Estos “ataques” podían suceder todas las semanas, “pero han llegado a suceder todos los días”, cuenta.
Afortunadamente hubo un momento en el que Fernando pasó de triste a furioso. “Suena raro pero dejar de criticarme y empezar a criticar al resto y ponerme en contra de todo el mundo me ayudó: me hizo velar por lo propio”.
El enemigo al que había que sofocar ya no estaba adentro. De repente, había dejado de ser “la estatua” para ser un chico quejoso, “gede” -dice él y traduce-, “insoportable”.
Hablar
Fue por esos tiempos que conoció a un grupo de adolescentes como él: otros “raros” que no jugaban al fútbol sino que hacían parkour, una disciplina física en la que se va de un punto a otro superando obstáculos, escaleras, pendientes.
“Con este grupo, los que hoy son mis amigos, me empecé a sentir más tranquilo: eran pibes a los que les gustaba lo mismo que a mí, pibes que estaban cansados de que lo molestaran”, sigue, y subraya: “Pibes que en algún momento también habían pensado en suicidarse”.
Fernando sintió que por fin había un espejo, y empezó a contarles los pensamientos con los que lidiaba desde los 11 años. En tercer año se pasó al colegio al que iban ellos.
“Hasta que un día se dieron cuenta de que yo todavía seguía con estos pensamientos suicidas: mi muerte siempre aparecía como una solución, una salida”, recuerda. “Se veía todo el tiempo...por ejemplo, yo en vez de decir ‘qué aburrida esta materia’ decía ‘está como para pegarse un tiro’”.
Un día, durante una clase de literatura y cuando ya estaban en cuarto año, otra ficha cayó y empujó a las siguientes. Habían terminado de leer Romeo y Julieta y La casa de Bernarda Alba cuando uno de sus compañeros preguntó en voz alta: “¿Por qué en estos libros todos se matan, qué onda?”.
Así de espesa, la pregunta se instaló en el aula: ¿El suicidio era algo ceñido a esas tragedias que estaban leyendo o pasaba también “en las mejores familias”? Dice Fernando: “¿Viste que muchas veces dicen que la realidad supera la ficción? Nunca dicen que se parecen, y de verdad que se parecen”.
Varios alumnos habían quedado tan atravesados por el tema que cuando llegó la Feria de Ciencias propusieron un proyecto concreto para destapar al tabú.
“Hacer una encuesta anónima en el colegio y en todos los colegios del partido de Rivadavia que nos dejaran y preguntar eso: cuántos pibes habían pensado alguna vez en suicidarse, a quién se lo habían contado, si alguna vez habían pensado en autoflagelarse, si lo habían hecho, por qué habían tenido estos pensamientos”.

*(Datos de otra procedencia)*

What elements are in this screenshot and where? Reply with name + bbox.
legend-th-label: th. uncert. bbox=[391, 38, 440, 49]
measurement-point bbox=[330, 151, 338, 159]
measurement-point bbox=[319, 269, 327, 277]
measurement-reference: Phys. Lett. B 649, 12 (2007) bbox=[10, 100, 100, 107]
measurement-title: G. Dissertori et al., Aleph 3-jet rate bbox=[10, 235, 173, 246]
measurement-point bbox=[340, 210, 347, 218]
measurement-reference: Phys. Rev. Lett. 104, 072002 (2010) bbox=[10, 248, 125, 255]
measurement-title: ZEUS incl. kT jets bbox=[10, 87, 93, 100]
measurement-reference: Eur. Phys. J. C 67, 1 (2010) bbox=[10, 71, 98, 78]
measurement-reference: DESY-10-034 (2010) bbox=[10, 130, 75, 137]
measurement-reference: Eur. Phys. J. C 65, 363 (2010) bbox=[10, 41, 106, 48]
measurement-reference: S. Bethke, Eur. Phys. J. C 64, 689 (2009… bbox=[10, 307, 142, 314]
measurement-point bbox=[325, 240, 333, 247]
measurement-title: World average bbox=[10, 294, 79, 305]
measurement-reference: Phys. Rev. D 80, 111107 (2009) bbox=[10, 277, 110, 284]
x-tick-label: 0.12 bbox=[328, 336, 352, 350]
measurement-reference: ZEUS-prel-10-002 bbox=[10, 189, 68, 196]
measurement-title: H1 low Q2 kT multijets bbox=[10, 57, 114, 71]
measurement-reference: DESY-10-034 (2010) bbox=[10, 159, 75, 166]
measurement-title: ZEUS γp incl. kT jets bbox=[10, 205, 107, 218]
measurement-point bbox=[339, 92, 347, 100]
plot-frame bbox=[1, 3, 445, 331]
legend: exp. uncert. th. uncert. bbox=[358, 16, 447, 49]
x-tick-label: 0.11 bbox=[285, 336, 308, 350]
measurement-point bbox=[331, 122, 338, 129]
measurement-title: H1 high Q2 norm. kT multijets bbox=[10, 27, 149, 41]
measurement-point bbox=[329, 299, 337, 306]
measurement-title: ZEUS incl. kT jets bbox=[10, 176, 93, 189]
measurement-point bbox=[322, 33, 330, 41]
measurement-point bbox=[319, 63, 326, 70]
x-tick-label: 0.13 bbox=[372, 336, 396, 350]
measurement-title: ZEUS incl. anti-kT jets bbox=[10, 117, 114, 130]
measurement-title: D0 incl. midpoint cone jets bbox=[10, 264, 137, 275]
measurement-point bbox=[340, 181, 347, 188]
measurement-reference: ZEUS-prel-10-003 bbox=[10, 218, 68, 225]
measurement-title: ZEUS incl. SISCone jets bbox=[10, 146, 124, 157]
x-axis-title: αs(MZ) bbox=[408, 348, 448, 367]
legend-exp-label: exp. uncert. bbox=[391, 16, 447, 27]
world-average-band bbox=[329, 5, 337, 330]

Tuvieron más de 500 respuestas. “Los resultados que más me impactaron me los acuerdo de memoria. Dos de cada 10 habían pensado alguna vez en suicidarse. La mayoría dijo que ‘por desamor, depresión y problemas familiares’, y que no se lo había contado a ningún adulto, solo a algún amigo”.
Era, evidentemente, “un tema”, entonces, ¿por qué nadie quería hablar del tema?
Llevaron los resultados de la encuesta al hospital local y les dijeron que como no eran una organización validada no podían tomar esos datos como reales. Los llevaron al Concejo Deliberante y nunca les respondieron. Se los llevaron al intendente y le enviaron siete cartas: en la séptima los recibió pero, en vez de escucharlos, les dio una charla sobre cómo creía que debía ser la escuela dentro de 20 años.
“Yo creo que hay que hablar del tema”, sostiene él, que por eso grabó la charla llamada Por qué tenemos que hablar del suicidio. También la prensa debería: no desde el morbo, no contando cómo se mató alguien, para evitar que los métodos puedan ser copiados.
“Más bien dando información: mostrar cómo se siente una persona que está en esa situación, contar qué puede hacer, desmentir mitos”, cierra.
“Si yo no le hubiera contado a mis amigos no me habría dado cuenta de que esos pensamientos me estaban enfermando. Si no hubiese hecho las encuestas, si no hubiéramos debatido el tema, si no hubiera dado esa charla tal vez hoy no estaría acá. Por eso digo siempre eso: a mí hablar del suicidio me salvó la vida”.